Why Should We Use This Stat?
wRC+ isn’t as helpful from a DFS perspective as the two stats above, however, I like the fact I can look at a wRC+ of, say, 125 and tell myself that this player is 25% better than league average, factoring in the venue, at creating runs.
Sometimes we can have a player that has a very high OPS, but since on-base percentage is half of the OPS calculation, that player could be walking a lot and would therefore not be creating a ton of runs and could have a wRC+ well below league average, say around 80.
The higher than wRC+, the better, to be sure.
I don’t use this stat in and of itself as I certainly look at wOBA and ISO first, but it’s a nice complement to these stats to ensure this player is as effective as we think from a DFS perspective.
K% – Strikeout Percentage
What Does This Tell Us?
This one is the easiest of the bunch.
Strikeout percentage simply tell us what percent of a player’s plate appearances result in a strikeout.
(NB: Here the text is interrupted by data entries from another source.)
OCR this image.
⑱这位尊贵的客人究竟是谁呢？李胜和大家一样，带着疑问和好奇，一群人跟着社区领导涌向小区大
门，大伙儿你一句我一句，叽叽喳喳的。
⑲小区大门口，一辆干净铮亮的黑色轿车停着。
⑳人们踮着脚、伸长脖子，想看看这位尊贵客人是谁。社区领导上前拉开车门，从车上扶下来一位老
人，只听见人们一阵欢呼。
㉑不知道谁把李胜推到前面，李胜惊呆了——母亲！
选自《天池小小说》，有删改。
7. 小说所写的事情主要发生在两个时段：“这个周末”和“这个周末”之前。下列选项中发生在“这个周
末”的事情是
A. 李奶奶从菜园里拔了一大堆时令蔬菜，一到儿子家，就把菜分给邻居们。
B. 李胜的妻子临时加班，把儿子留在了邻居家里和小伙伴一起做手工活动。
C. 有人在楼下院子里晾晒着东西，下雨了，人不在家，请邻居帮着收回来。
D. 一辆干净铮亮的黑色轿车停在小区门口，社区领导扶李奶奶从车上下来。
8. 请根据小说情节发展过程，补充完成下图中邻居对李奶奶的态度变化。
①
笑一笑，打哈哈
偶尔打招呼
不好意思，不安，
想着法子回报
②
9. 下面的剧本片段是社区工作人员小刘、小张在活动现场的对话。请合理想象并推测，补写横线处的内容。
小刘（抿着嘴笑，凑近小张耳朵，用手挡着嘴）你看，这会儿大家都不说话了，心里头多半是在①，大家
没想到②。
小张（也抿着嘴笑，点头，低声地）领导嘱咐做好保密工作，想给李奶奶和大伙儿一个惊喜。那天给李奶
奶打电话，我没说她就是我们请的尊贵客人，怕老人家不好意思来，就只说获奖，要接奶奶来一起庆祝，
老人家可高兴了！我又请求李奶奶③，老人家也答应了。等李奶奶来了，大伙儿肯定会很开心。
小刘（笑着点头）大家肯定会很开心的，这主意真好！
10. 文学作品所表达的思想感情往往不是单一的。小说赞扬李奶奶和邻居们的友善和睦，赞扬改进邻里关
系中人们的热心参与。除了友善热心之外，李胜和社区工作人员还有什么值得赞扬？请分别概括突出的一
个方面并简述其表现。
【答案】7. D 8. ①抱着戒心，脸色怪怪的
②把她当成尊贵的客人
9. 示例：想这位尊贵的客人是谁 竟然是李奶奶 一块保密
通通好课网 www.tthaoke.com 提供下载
Keep in mind this means all times a player comes to the plate – not just at-bats.
The formula is simply the number of strikeouts / plate appearances x 100.
According to Fangraphs, here is a scale you can judge K% by.
K% Scale | |
---|---|
Classification | K% |
Excellent | 10% |
Great | 12.5% |
Above Average | 16% |
Average | 22% |
Poor | 25% |
Awful | 27.5% |
Why Should We Use This Stat?
It’s not a mandatory part of the research, but I use this stat to essentially tell me how many empty at-bats a hitter is producing.
If two players have identical stats, but player A has a K% of 28% and player B has a K% of 18%, I’m going with player B. Of course, it’s rarely that simple, but nonetheless, it’s worth looking into.
Rostering a player with a low K-rate has its benefits. If a player isn’t strikeout out much, it means they have an excellent batter’s eye and are either walking a lot or making contact a lot. Making contact has its benefits in certain DFS-related situations (sac fly, hit and run) and while an RBI or walk aren’t huge rewards in DFS, they are better than what a strikeout nets you: zero.
A player that makes contact always has a better chance of getting a hit or getting on base in general than a player who is striking out almost a third of the time. You never know, this could be the difference between cashing on the profit side or missing out on the cash line altogether.
Stolen Bases
Of course, we need to check in on the stolen base upside a certain player gives us.
There’s no need to explain this one other than to make mention that steals are rewarded heavily at DraftKings, just as heavily as a double, in fact, with five points per steal.
We are getting into an era of baseball where the heavy home run hitters are very much stolen base threats as well. Think of the Mike Trout’s, Mookie Betts’ and Ronald Acuna Jr.’s of the world. There is a ton of power/speed potential on just about every single MLB slate.
Like with the strikeout, if I am deciding between two players with similar power stats, I’ll check into the stolen base stat for sure to see if there is an advantage to be had with one player over the other in the stolen bases department.